Jordan Lake Dam, Haw River: Great blue herons are very territorial, and are that way from the moment they fledge from the nest. Each bird wants his share on the shoreline … and will fight to maintain control of the area. The fledgling great blue heron tried to land on the shore of the riprap. He was promptly flattened by a subadult great blue heron – about 1 1/2 years-old – who had a stake on that piece of property. The ensuing fight was loud and quite aggressive on both sides. The fledgeling is the one whose head is mostly a mottled brown and the subadult has a lot of white on his face and the beginning of the black striped cap of an adult. Neither bird seemed worse for the fight as the fledgling, for the moment relinquishing thoughts of acquiring the piece of shoreline, headed for the opposite side of the river. It finally got quiet on the riprap.
The sun was hot and bright. The Haw River was running gently. A great blue heron fledgling was fishing … sometimes he got his fish … sometimes he missed. Practice is both the key to the catch and the key to getting the fish from the front of the beak to inside the beak and down the throat!
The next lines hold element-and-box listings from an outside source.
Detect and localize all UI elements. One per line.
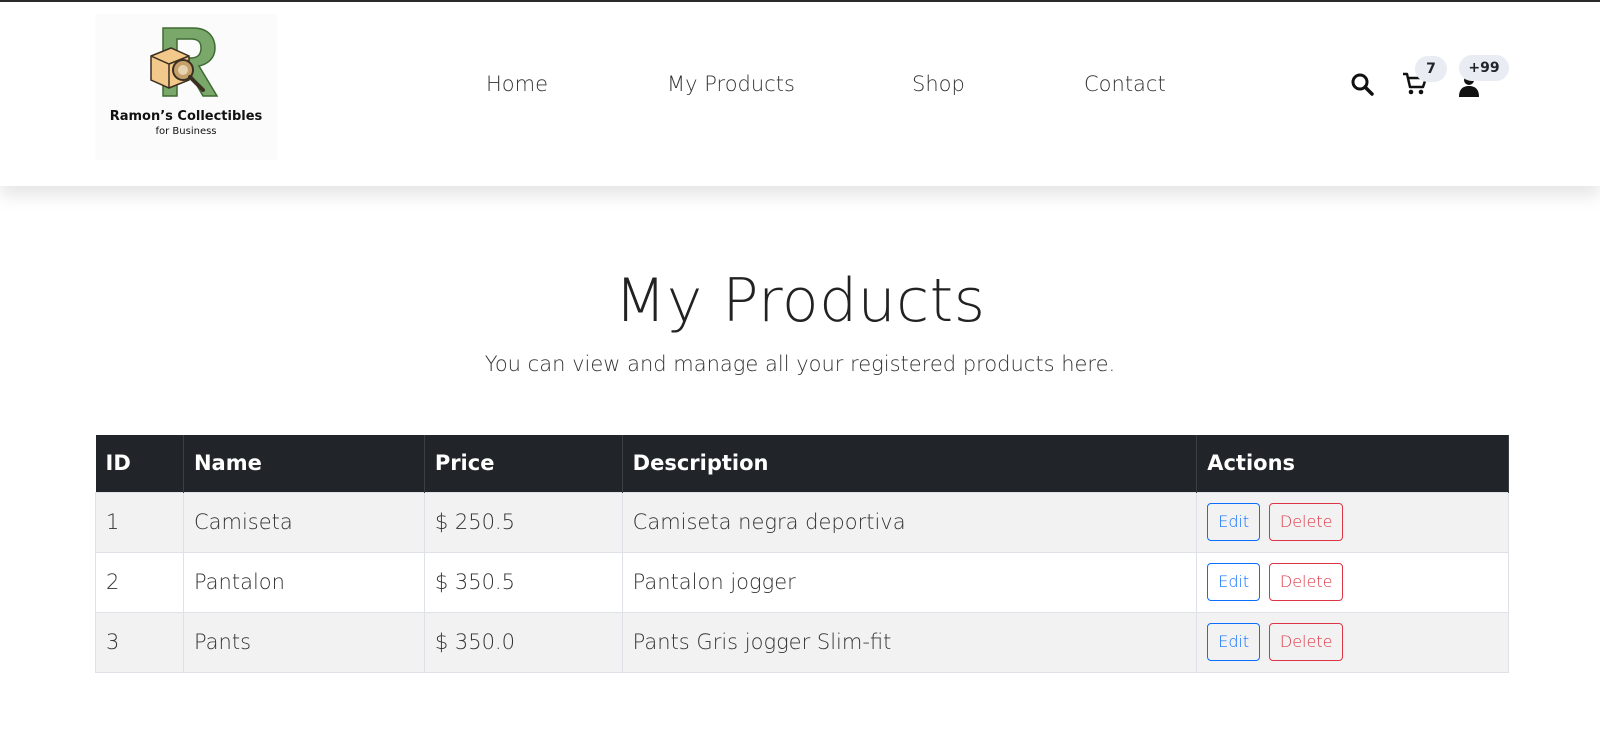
- cell-description: Camiseta negra deportiva: [621, 491, 1198, 553]
- delete-button[interactable]: Delete: [1268, 503, 1344, 541]
- cell-id: 1: [95, 491, 184, 553]
- table-header-row: ID Name Price Description Actions: [95, 435, 1509, 492]
- column-header-price: Price: [424, 435, 623, 492]
- cell-name: Pantalon: [182, 551, 425, 613]
- column-header-name: Name: [183, 435, 425, 492]
- cell-price: $ 250.5: [423, 491, 623, 553]
- column-header-description: Description: [622, 435, 1198, 492]
- cell-actions: Edit Delete: [1196, 611, 1509, 673]
- page-title: My Products: [614, 266, 986, 336]
- cell-price: $ 350.5: [423, 551, 623, 613]
- nav-home[interactable]: Home: [486, 72, 548, 96]
- edit-button[interactable]: Edit: [1207, 623, 1261, 661]
- search-icon[interactable]: [1350, 72, 1374, 96]
- products-table: ID Name Price Description Actions 1 Cami…: [95, 435, 1509, 673]
- logo-mark-icon: [150, 27, 219, 97]
- cell-name: Pants: [182, 611, 425, 673]
- notification-count-badge: +99: [1459, 55, 1509, 81]
- cell-id: 3: [95, 611, 184, 673]
- cell-actions: Edit Delete: [1196, 551, 1509, 613]
- cell-price: $ 350.0: [423, 611, 623, 673]
- nav-shop[interactable]: Shop: [912, 72, 965, 96]
- brand-logo[interactable]: Ramon’s Collectibles for Business: [95, 14, 277, 160]
- table-row: 1 Camiseta $ 250.5 Camiseta negra deport…: [95, 491, 1509, 553]
- column-header-id: ID: [95, 435, 184, 492]
- nav-contact[interactable]: Contact: [1084, 72, 1166, 96]
- delete-button[interactable]: Delete: [1268, 623, 1344, 661]
- table-row: 3 Pants $ 350.0 Pants Gris jogger Slim-f…: [95, 611, 1509, 673]
- table-row: 2 Pantalon $ 350.5 Pantalon jogger Edit …: [95, 551, 1509, 613]
- brand-name: Ramon’s Collectibles: [109, 109, 263, 124]
- brand-tagline: for Business: [155, 126, 217, 137]
- column-header-actions: Actions: [1196, 435, 1509, 492]
- cell-description: Pantalon jogger: [621, 551, 1198, 613]
- site-header: Ramon’s Collectibles for Business Home M…: [0, 2, 1600, 186]
- cell-description: Pants Gris jogger Slim-fit: [621, 611, 1198, 673]
- cell-id: 2: [95, 551, 184, 613]
- delete-button[interactable]: Delete: [1268, 563, 1344, 601]
- cell-actions: Edit Delete: [1196, 491, 1509, 553]
- page-subtitle: You can view and manage all your registe…: [484, 352, 1116, 376]
- cart-count-badge: 7: [1415, 56, 1447, 82]
- cell-name: Camiseta: [182, 491, 425, 553]
- nav-my-products[interactable]: My Products: [667, 72, 795, 96]
- edit-button[interactable]: Edit: [1207, 563, 1261, 601]
- edit-button[interactable]: Edit: [1207, 503, 1261, 541]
Jordan Dam, Haw River: I had seen the black vulture flock come into the parking lot earlier. They are always looking for left over hotdogs and fried chicken pieces. They are quite adept at taking the lids off the trashcans and helping themselves to the human throw-aways that are inside. My attention was drawn back to the vultures when I heard the lid of the trashcan hit the pavement. I started photographing as one of the younger vultures noticed the sign … I could almost hear him thinking, “my friend is stuck in the trashcan, he needs help, and well, just how am I supposed to dial 911 when I don’t have an iPhone?”. I put my camera down, quietly walked up on the flock, gently tipped the trashcan over on its side freeing the vulture inside of it. The flock chirred their thanks and we watched the embarrassed vulture walk away. Sometimes, you just never know what will happen at the lake…
Jordan Lake, Haw River: Great blue herons are actually gray, until, just until you see them, literally in the right light. Such as finding this fledgling great blue heron this morning in the shadows of the banks of the riprap as the sun had fully cleared the horizon. Azure blue air, water and heron!
Not One but TWO! Yes, two fish at the same time. One in each talon. The osprey tried hard to hold onto both fish, but, one got away; you can see the fish drop away. I believe this is a subadult male – about 2-years-old – and still without a mate. As strong and determined as he is, he probably won’t have trouble finding a suitable mate late next winter. WOW! Two at Once!!!